L'hôpital devient un haut lieu de tournage
Le 09 Janvier 2009 par Nicolas Housset.

HÔPITAL GILLES-DE-CORBEIL, cinquième étage. A la place des malades déambulant dans les couloirs blanchâtres, des projecteurs, des caméras, des micros... Une véritable fourmilière cinématographique s'active. Rien d'étonnant : l'hôpital Sud francilien est devenu un lieu de tournage couru. Depuis hier et jusqu'à la fin de la semaine, c'est le réalisateur Guillaume Nicloux (« le Poulpe ») qui filme des scènes de « La Clef », dernier volet de sa trilogie policière. Un jeune homme part à la recherche de son père disparu. Mais sa quête va virer au cauchemar.

A l'affiche, Guillaume Canet, Marion Cotillard, Jean Rochefort, Thierry Lhermitte entre autres. Ce long-métrage est presque exclusivement tourné en Essonne. Après Mennecy, des images doivent être réalisées au cimetière de Corbeil, puis en forêt de Sénart. Mais les scènes jouées à l'hôpital cette semaine sont déterminantes. Au cours de ces séquences, le spectateur va comprendre l'intrigue. Pour ce faire, l'un des corridors du cinquième étage a subi quelques transformations. Les lumières, les fenêtres, les radiateurs, rien n'a été laissé au hasard pour ramener le spectateur dans les années 1970. Un lieu idéal pour travailler à l'abri des regards, tout en usant de décors bien réels Pour le monde du cinéma, l'hôpital Sud francilien présente toutes les qualités.
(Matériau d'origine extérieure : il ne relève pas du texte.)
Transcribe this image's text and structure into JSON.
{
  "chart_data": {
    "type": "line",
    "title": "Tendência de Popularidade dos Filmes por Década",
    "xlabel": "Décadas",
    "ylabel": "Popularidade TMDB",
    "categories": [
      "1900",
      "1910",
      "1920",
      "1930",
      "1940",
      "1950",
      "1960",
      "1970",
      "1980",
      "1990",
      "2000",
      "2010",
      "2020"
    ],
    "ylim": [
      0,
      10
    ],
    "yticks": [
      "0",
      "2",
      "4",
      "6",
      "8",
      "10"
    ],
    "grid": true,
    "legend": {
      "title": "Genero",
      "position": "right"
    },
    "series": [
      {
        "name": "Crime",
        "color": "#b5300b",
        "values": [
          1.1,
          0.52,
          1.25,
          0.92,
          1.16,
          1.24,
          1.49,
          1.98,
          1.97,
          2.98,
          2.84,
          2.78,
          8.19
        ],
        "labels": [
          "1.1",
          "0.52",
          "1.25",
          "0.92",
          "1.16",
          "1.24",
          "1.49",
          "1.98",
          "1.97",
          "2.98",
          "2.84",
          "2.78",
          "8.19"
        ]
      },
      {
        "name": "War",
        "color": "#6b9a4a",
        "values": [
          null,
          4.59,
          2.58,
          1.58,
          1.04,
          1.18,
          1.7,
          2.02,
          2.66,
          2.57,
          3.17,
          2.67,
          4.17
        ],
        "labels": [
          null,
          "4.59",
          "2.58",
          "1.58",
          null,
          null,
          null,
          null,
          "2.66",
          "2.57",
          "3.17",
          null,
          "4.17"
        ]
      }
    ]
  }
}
Depuis la réorganisation des services entre les deux sites de Corbeil et Courcouronnes, deux ailes de Gilles-de-Corbeil restent inoccupées. Au cinquième étage, seule la rhumatologie fonctionne. Plus bas, un bloc opératoire n'est utilisé qu'une fois par semaine. Idéal pour les cinéastes, qui peuvent travailler tranquillement, à l'abri des regards, tout en usant de décors bien réels.

« Les réalisateurs en ont assez de toujours tourner dans les établissements de l'AP-HP, souligne Catherine Denavarre, chargée de communication au CHSF. Depuis un moment, nous étions relativement sollicités. Là, c'est plus facile. Ils peuvent faire leur boulot sans déranger les patients. »

Mais le CHSF y trouve aussi son intérêt. En termes de réputation évidemment. « Cette expérience donne une autre image de l'hôpital, une image d'ouverture. J'ai demandé à ce que le nom figure au générique, souligne Joël Bouffies, directeur du centre hospitalier. Pour le personnel, c'est aussi plutôt sympa. » Une douzaine d'hospitaliers serviront ainsi de figurants dans « la Clé ». De quoi animer le quotidien. « C'est agréable. Ça change, confirme un cadre de l'hôpital. On vient voir ce qui se passe. Lorsque les décors ont été créés, certains collègues montaient jeter un coup d'oeil.

Les patients aussi s'en amusent. »

Sur le plan pécuniaire, ces tournages sont aussi un bon moyen de rentrer quelques sous. Une journée rapporte 1 500 .Euros « L'aspect financier n'est pas négligeable, c'est évident, reconnaît Joël Bouffies. Mais on ne va pas transformer le CHSF en studio de cinéma. Le principal reste les malades.